Judge to decide baby Ferouz's fate

A judge is set to rule on whether a baby boy born in Australia to asylum seeker parents is allowed to apply for refugee status.

The case of baby Ferouz will have wide-ranging implications for about 100 other babies born in detention.

The federal government has already rejected a protection visa application for Ferouz, deeming him to be an unlawful maritime arrival like his parents.

That's despite him being born at Brisbane's Mater Hospital in November last year.

His fate will rest on Federal Court Judge Michael Jarrett's interpretation of the law surrounding how Ferouz arrived in the country and whether he automatically assumes the same status as his parents.

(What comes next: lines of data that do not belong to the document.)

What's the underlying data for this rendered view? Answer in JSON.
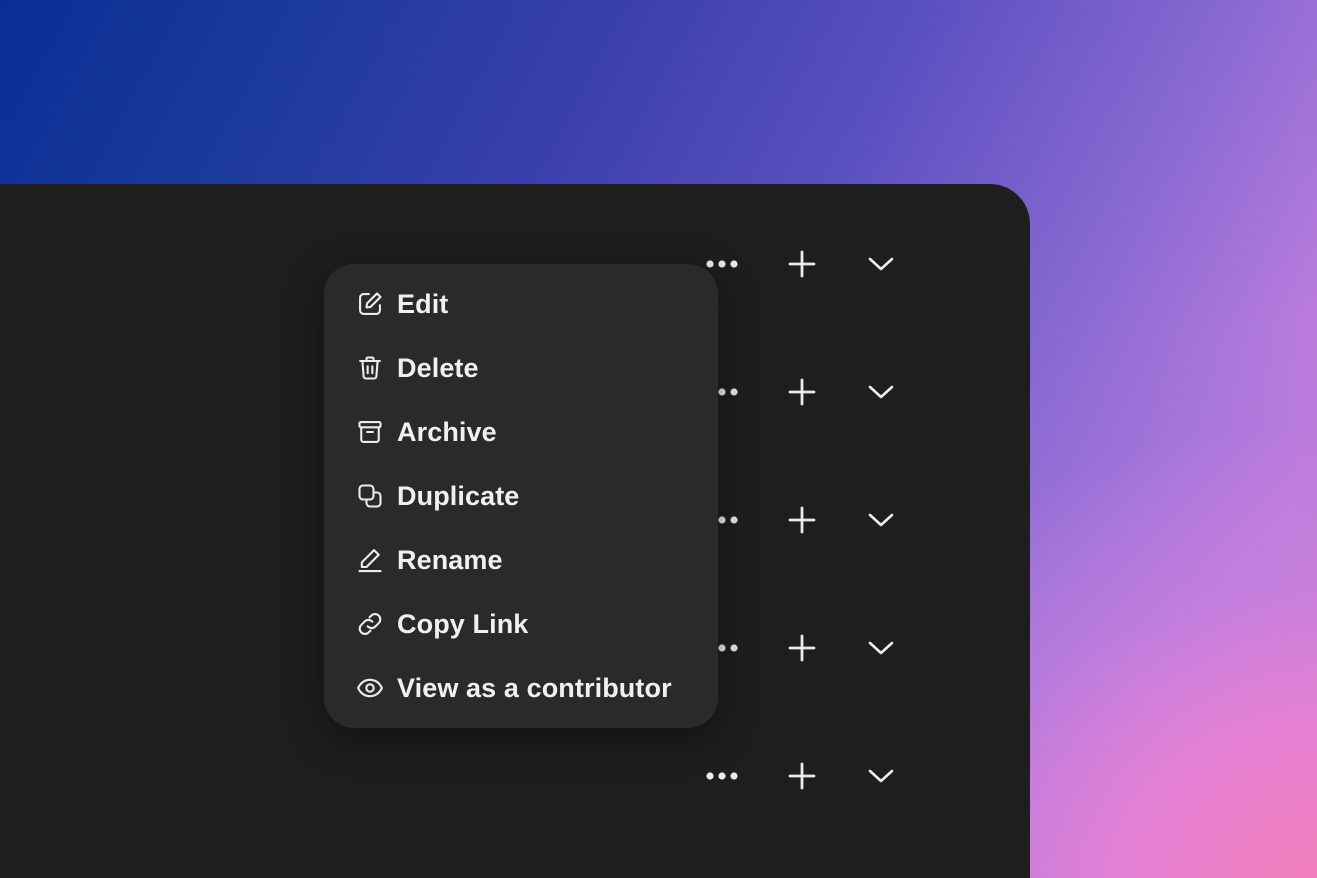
{
  "background": {
    "gradient_start": "#0a2d94",
    "gradient_mid": "#8a6ad2",
    "gradient_end": "#f27fbd"
  },
  "panel": {
    "color": "#1e1e1e"
  },
  "rows": [
    {
      "more_icon": "more-horizontal-icon",
      "add_icon": "plus-icon",
      "expand_icon": "chevron-down-icon"
    },
    {
      "more_icon": "more-horizontal-icon",
      "add_icon": "plus-icon",
      "expand_icon": "chevron-down-icon"
    },
    {
      "more_icon": "more-horizontal-icon",
      "add_icon": "plus-icon",
      "expand_icon": "chevron-down-icon"
    },
    {
      "more_icon": "more-horizontal-icon",
      "add_icon": "plus-icon",
      "expand_icon": "chevron-down-icon"
    },
    {
      "more_icon": "more-horizontal-icon",
      "add_icon": "plus-icon",
      "expand_icon": "chevron-down-icon"
    }
  ],
  "context_menu": {
    "background": "#2a2a2a",
    "text_color": "#f0f0f0",
    "items": [
      {
        "label": "Edit",
        "icon": "edit-icon"
      },
      {
        "label": "Delete",
        "icon": "trash-icon"
      },
      {
        "label": "Archive",
        "icon": "archive-icon"
      },
      {
        "label": "Duplicate",
        "icon": "duplicate-icon"
      },
      {
        "label": "Rename",
        "icon": "pencil-icon"
      },
      {
        "label": "Copy Link",
        "icon": "link-icon"
      },
      {
        "label": "View as a contributor",
        "icon": "eye-icon"
      }
    ]
  }
}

Judge Jarrett will on Wednesday afternoon hand down his decision on whether the federal government's decision to deny Ferouz a visa should be reversed.

Ferouz's parents, including then-pregnant mother Latifar, arrived on Christmas Island from Myanmar (Burma) three months before he was born and were transferred to Nauru.

The 11-month-old's family were fleeing persecution as Rohingyans in Myanmar.

But laws introduced last year meant asylum seekers who arrived by boat after July 19 were denied the right to claim protection visas.

Judge Jarrett's ruling could prove pointless anyway if federal law changes come into effect.

Amendments to the Migration Act, yet to pass through the Senate, would retrospectively see all babies born to asylum seekers who arrived by boat deemed unlawful maritime arrivals, regardless of whether they were born in Australia.